The charity estimates that 4.5 million children under the age of five in the worst war zones of the world — Yemen, Syria, Afghanistan and the Democratic Republic of Congo — will need treatment for life-threatening malnutrition this year.
It also reported that this year between August and December, 590 thousand children are expected to miss out on vital treatment, and die of starvation and diseases. Without relief in the war zones, that is an average of 1, 600 children dying each day, or one child a minute.
After declining for more than two decades, global hunger this year is on the rise, with the UN citing conflict as the major reason for the reversal.
CEO of Save the Children International, Helle Thorning-Schmidt said, “In 2018 no child should be dying from hunger. But the number of hungry people on our planet has started to rise again. This is shameful. Hunger is not inevitable.”
“Many of these children are in warzones. Time after time we are seeing starvation used as a weapon of war when deliveries of food are obstructed by the warring parties in places like Yemen, Syria and South Sudan,” she added.

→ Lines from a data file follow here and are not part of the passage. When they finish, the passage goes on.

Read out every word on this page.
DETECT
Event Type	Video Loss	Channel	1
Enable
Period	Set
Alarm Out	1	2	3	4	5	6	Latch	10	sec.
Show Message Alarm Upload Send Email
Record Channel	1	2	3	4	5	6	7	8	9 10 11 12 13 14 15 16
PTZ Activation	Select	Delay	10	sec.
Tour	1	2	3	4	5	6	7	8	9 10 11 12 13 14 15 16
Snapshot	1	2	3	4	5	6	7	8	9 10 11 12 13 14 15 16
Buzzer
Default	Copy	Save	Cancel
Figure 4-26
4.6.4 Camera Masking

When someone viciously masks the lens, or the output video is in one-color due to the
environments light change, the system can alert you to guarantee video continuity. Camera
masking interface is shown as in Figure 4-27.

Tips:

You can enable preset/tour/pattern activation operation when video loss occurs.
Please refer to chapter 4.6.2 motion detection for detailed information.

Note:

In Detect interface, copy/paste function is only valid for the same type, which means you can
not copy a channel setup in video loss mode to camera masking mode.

The mortality estimate of the charity includes 300 thousand children in the war-torn Democratic Republic of Congo (DRC). Besides, in Yemen, nearly 35 thousand malnourished children are expected to die. The country is on the brink of famine, with obstructions to deliveries of food and medicine by all sides.
Save the Children is making attempt to help local health partners and aid workers reach more children, through treatment and feeding programs, in war zones across the world. The charity has been appealing for urgent donations to execute the same.
“We must stop this dangerous trend. All warring parties must abide by their obligations under international law to allow humanitarian access. We also need to see an increase in funding from the international community to save more children’s lives,” said Helle Thorning-Schmidt.
While armed forces are making starvation their weapons in the conflicts, it is important for all parties to acknowledge and work with NGOs, in order to ensure that aid is delivered to the people and children who need it.